林嶔 (Lin, Chin)
Lesson 11 機器學習概論3(正則化與彈性網路)
– 由於數學上的相似性,我們已經教過的4種統計模型可以利用相同的技術進行擴展,這其實是相當方便的。
– 在統計問題中,有一系列的統計方法用到了正則化技術,而主要所希望解決的問題是「變數多個案少」的情況,我們將統計領域中常用的正則化技術分為兩類:
L1 Regularization - 使用這個方法的迴歸模型稱為套索迴歸(LASSO regression)
L2 Regularization - 使用這個方法的迴歸模型稱為脊迴歸(Ridge regression)
– 請至這裡下載範例資料
現在講了一大堆統計名詞,這把事情弄得很玄讓人搞不清楚(想要唬弄一下人或賣弄自己的知識效果還不錯),但實際上這件事情寫成數學式子非常的簡單,他其實就是修改損失函數。

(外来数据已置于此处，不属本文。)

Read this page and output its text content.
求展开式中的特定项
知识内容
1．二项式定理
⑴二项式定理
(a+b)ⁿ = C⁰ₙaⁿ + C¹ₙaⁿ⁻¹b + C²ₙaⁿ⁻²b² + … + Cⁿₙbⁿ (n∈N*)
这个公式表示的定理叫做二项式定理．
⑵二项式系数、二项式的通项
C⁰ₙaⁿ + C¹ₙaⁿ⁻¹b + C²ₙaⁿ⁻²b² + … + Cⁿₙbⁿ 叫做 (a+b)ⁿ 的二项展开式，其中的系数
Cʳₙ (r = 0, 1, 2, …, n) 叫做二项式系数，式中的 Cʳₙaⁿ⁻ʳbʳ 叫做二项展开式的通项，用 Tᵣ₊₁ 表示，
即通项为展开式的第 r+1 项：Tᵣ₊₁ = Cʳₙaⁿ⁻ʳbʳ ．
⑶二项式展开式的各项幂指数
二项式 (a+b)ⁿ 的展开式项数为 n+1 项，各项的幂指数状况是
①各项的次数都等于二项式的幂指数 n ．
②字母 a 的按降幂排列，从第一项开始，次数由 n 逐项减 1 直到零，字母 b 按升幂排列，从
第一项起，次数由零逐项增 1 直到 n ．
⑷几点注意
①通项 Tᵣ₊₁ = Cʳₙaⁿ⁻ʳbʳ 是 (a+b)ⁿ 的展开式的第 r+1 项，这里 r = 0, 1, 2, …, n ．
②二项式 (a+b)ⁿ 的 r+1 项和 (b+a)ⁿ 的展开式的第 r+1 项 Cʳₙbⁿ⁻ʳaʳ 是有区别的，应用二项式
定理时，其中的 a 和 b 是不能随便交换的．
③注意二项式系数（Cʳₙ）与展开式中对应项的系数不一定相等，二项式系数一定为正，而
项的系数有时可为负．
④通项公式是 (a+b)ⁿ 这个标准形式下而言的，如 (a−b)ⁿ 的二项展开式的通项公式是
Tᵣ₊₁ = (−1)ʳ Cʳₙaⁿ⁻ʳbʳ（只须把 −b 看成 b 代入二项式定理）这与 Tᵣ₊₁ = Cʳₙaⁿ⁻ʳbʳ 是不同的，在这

我們以線性迴歸為例,我們看看標準的預測函數及損失函數長成甚麼樣子:
\[ \begin{align} \hat{y_i} & = b_{0} + b_{1}x_i \\ loss & = \frac{{1}}{2n}\sum \limits_{i=1}^{n} \left(y_{i} - \hat{y_i}\right)^{2} \end{align} \]
– 而L1 Regularization的意思,就是對\(loss\)的部分做一些修正: (這裡\(\lambda\)是一個懲罰權重)
\[ \begin{align} loss & = \frac{{1}}{2n}\sum \limits_{i=1}^{n} \left(y_{i} - \hat{y_i}\right)^{2} + \lambda ( |b_0| + |b_1|) \end{align} \]
– L2 Regularization與L1 Regularization非常相似,只是對\(loss\)的修正方式不同:
\[ \begin{align} loss & = \frac{{1}}{2n}\sum \limits_{i=1}^{n} \left(y_{i} - \hat{y_i}\right)^{2} + \frac{\lambda}{2} ( b_0^2 + b_1^2) \end{align} \]
– 而我們再考慮一下他的物理意義,權重為0代表該項輸入並不重要,因此也代表該變項可有可無,所以使用正則化技術會讓許多變項的權重為0,這對於變項很多需要選變項時非常好用。
– 整合預測函數與損失函數
\[loss = \frac{{1}}{2n}\sum \limits_{i=1}^{n} \left(y_{i} - \left(b_{0} + b_{1}x_{i}\right)\right)^{2} + \lambda ( |b_0| + |b_1|)\]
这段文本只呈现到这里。